# Wheel refurb in N.Ireland



## DD1 (Apr 25, 2011)

Who would you recommend as one of the best wheel refurb people in the north.

cheers


----------



## Spirit Detailing (Mar 29, 2007)

These guys are very good.... excellent reputation.

http://www.nulukwheels.co.uk/


----------



## Jsmcn68 (Jul 3, 2011)

Micheal In Dundonald at Polished alloys has a good reputation, I've known a few people who've used him and had good reviews.


----------



## Davy (May 12, 2011)

Spirit Detailing said:


> These guys are very good.... excellent reputation.
> 
> http://www.nulukwheels.co.uk/


Agreed. I've used them and my wheels came back perfect.


----------



## [email protected] (Sep 22, 2009)

where in northern ireland are you?

nu-look have a big reputation also A27 in portadown are very good.

michael at polished alloys is very good a polishing the wheels im not sure if he paints though?


----------



## Jsmcn68 (Jul 3, 2011)

[email protected] said:


> where in northern ireland are you?
> 
> nu-look have a big reputation also A27 in portadown are very good.
> 
> michael at polished alloys is very good a polishing the wheels im not sure if he paints though?


As far as I know he does paint them now Mark, think he done Coopers on the other forum. Can I also say here if anybody's looking a good detailer in NI Mark's your man


----------



## [email protected] (Sep 22, 2009)

Jsmcn68 said:


> As far as I know he does paint them now Mark, think he done Coopers on the other forum. Can I also say here if anybody's looking a good detailer in NI Mark's your man


ha cheers man :thumb:


----------



## DD1 (Apr 25, 2011)

[email protected] said:


> where in northern ireland are you?
> 
> nu-look have a big reputation also A27 in portadown are very good.
> 
> michael at polished alloys is very good a polishing the wheels im not sure if he paints though?


I am in Banbridge mate

where are you based Mark for detailing work


----------



## [email protected] (Sep 22, 2009)

iam in lurgan but am in banbridge most nights at the weight training club


----------



## Ronnie (Nov 15, 2006)

have to agree A27 is equally as good and does all or specialised work for less expensive work the Body Stop in Portadown do great work on repainting alloys as well if you dont want to go to the same level of expence.


----------



## DD1 (Apr 25, 2011)

[email protected] said:


> iam in lurgan but am in banbridge most nights at the weight training club


Might get you round for a look at my car and a quote some night.
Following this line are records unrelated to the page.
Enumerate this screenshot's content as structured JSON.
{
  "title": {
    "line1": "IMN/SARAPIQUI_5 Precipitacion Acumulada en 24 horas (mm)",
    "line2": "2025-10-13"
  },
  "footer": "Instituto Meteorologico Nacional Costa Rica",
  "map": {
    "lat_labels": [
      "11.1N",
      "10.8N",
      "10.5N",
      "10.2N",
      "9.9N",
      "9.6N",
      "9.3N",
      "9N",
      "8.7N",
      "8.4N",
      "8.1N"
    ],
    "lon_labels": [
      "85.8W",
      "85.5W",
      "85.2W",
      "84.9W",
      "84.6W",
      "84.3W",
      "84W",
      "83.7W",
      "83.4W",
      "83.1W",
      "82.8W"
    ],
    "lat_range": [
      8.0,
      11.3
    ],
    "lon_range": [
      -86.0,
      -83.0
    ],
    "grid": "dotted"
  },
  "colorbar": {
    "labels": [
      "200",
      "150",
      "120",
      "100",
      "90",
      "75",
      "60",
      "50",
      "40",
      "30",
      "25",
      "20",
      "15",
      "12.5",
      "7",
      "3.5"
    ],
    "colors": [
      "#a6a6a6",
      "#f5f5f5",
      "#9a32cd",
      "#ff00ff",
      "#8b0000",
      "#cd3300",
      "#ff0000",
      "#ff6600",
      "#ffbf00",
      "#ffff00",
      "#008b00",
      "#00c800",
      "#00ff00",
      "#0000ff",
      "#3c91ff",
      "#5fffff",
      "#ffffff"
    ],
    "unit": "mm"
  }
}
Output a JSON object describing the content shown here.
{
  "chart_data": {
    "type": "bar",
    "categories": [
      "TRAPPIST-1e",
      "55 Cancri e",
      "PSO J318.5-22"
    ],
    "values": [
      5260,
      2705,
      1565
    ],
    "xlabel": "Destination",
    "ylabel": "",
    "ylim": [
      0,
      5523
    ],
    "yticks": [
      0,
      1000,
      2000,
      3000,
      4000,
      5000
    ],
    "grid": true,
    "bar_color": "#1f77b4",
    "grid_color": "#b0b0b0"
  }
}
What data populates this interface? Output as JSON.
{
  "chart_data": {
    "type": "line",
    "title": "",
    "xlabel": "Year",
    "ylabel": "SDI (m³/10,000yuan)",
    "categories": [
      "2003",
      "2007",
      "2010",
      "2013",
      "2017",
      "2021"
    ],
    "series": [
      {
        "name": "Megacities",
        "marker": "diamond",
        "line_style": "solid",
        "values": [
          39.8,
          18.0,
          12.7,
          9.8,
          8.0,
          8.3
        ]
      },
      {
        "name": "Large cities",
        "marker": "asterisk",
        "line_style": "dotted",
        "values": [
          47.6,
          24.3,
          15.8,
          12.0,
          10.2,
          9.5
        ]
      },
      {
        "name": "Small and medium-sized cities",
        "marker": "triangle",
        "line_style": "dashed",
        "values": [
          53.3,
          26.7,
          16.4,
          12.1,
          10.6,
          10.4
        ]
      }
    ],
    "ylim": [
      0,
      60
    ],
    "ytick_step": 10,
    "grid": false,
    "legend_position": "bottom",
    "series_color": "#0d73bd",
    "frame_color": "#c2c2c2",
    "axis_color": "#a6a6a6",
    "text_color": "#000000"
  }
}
do A27 do body work also ?


----------



## Ronnie (Nov 15, 2006)

yep they do bodywork as well. but wheels are now the main business. give David a call and he will sort you out!


----------



## DD1 (Apr 25, 2011)

Thanks Ronnie :thumb:


----------



## tim (May 2, 2006)

http://www.nulukwheels.co.uk/gallery.htm

No where better, I send all my wheels to Jason

Tim


----------



## [email protected] (Sep 22, 2009)

DD1 said:


> Might get you round for a look at my car and a quote some night.
> 
> do A27 do body work also ?


no problem just give me a shout mate :thumb:


----------